Of course some listeners might know this and some might have personal experience, but mostly, our minds and mouths will tell a significant difference. This difference in typical reaction is telling and its growing importance is clear when you consider some of the statistics supporting the statement we asserted about problem gambling.
Read these aloud:
- 4-6 million U.S. residents will have a gambling problem in a given year.
- An additional 2-million meet the criteria for classification as a pathological gambler.
- It is estimated that each problem gambler affects 5-10 other people through the consequences of their addiction.
- Suicide is more common among problem gamblers than all other addictions combined.

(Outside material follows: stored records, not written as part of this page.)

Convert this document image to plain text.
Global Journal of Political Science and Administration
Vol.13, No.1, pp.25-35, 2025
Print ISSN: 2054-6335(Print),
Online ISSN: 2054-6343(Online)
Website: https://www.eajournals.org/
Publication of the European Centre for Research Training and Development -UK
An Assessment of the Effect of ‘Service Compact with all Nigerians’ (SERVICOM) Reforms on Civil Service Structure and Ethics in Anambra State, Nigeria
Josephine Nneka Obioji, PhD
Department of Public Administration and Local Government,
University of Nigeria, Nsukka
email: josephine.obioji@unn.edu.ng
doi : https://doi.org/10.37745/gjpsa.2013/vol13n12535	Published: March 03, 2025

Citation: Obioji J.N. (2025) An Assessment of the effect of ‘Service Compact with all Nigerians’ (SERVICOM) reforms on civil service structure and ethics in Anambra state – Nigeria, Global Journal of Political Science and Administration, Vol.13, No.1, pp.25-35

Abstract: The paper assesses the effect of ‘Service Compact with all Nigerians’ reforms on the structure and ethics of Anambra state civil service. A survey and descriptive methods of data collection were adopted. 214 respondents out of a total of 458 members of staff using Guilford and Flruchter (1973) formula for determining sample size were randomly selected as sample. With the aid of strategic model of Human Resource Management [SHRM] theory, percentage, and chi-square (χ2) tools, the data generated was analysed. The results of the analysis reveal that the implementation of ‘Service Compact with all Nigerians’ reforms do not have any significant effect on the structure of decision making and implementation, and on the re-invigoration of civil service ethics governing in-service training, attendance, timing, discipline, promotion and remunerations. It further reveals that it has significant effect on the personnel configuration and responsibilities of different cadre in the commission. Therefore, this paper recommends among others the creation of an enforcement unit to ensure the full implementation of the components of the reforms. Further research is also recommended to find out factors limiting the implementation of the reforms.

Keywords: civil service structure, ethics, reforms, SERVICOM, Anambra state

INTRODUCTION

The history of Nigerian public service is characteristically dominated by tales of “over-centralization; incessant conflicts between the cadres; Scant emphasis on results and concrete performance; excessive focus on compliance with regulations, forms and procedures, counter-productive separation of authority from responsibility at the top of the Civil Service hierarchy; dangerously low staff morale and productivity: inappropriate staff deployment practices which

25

These stats seems to be saying that problem gambling is a growing epidemic in the U.S. while our informal experiment seems to testify that the statistics and the danger they suggest are largely unknown. And there are some good arguments that this cultural awareness and social acknowledgement really matter. Part of the reason they matter is that when such awareness becomes formalized and makes its way into our social institutions it modifies relevant aspects of those institutions. For example, awareness of gambling disorder helps inspire creation of regulation within the gambling industry. Another, more subtle but more also visceral reason, is that when we are socially aware of a potential danger we become much more mindful of that danger. We talk to our kids about it, we keep our eyes open for it, we inform our decisions with it, and we become more ready, willing and able to recognize its signs, symptoms or occurrence.
In sum: being aware of the danger helps us to prevent and treat the problems associated with that danger. Until we have social acknowledgement of the problems associated with gambling, we are more susceptible to them.